Waiting Up for Dems to Come Home


The latest WBUR/MassINC poll has Charlie Baker taking a statistically negligible lead over Martha Coakley, 43% to 42%, in the Massachusetts gubernatorial race, with less than five percent of voters planning to vote for one of the three other candidates. The trend line is in Baker’s favor, and the failure of the independents to gain traction—Jeff McCormick in particular—is one of several ways the campaign has played out as Baker needs.

There remain, according to most polls, an unusual number of undecided voters remaining, for such a high-profile race between two well-established candidates. The lion’s share of those undecideds appear to be regular Democratic voters, whether they identify as party members or not. Conventional wisdom would suggest that most of them will, in the end, “come home” to their party’s candidate, to use the political argot, as they did for Elizabeth Warren and Deval Patrick in 2012 and 2010.

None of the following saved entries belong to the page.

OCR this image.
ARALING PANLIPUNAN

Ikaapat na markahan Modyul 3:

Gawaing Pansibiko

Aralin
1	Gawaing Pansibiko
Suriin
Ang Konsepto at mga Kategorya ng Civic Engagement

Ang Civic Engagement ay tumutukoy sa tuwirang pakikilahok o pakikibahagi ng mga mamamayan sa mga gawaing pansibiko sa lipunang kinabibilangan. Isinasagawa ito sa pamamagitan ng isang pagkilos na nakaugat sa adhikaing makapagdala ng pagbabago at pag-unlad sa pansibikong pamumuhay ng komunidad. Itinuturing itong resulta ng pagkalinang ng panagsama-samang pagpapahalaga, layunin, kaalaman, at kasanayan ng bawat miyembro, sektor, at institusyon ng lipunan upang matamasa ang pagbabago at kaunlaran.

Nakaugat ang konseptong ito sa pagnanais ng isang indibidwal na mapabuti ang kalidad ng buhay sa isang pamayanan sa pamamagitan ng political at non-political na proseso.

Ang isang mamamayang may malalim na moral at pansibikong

But in this race, the “come home” phrase increasingly brings to my mind the image of a parent waiting up as curfew passes. The later the hour grows, the more likely that the wayward child will decide to crash at a friend’s house for the night.

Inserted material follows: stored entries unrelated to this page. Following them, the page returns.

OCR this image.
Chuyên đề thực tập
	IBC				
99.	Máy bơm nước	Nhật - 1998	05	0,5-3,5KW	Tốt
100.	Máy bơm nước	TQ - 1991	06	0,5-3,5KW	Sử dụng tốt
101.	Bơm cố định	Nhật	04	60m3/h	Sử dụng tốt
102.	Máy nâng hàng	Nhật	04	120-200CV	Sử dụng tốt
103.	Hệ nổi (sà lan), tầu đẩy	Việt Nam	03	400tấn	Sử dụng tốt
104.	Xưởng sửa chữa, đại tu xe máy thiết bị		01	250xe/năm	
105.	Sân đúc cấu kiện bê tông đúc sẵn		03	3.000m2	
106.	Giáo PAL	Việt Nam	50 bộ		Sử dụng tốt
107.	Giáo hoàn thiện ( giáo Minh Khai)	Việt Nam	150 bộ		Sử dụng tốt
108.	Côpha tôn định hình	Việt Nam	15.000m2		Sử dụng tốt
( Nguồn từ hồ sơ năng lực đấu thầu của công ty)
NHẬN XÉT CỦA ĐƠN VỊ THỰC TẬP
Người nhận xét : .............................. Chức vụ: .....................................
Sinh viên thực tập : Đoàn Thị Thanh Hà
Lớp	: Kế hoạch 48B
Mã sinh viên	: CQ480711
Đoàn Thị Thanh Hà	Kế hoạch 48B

Tuesday night’s Boston Globe/WGBH debate was another opportunity for Coakley to call the children home, with a warning of the predatory dangers that lurk beyond the safety of the Democratic haven. She was crisp and effective, I thought, but I don’t think she ultimately convinced many of those undecided voters that Baker fits the Stranger Danger profile.

The same appears to be true of the third-party attack ads, and aggressive Coakley media campaign. They appeared to convince a certain number to return to the fold, but—to the limited extent we can tell—quickly ran out of easily persuadable targets, and the re-migration of the Democrats seems to have stalled.

Those undecided voters might yet listen to that voice of caution and decide in the end not to bed down on Charlie’s sofa, to stretch this metaphor into increasingly awkward territory. But the hour is late, the sofa looks comfortable, and those calls from Martha are increasingly going straight to voicemail.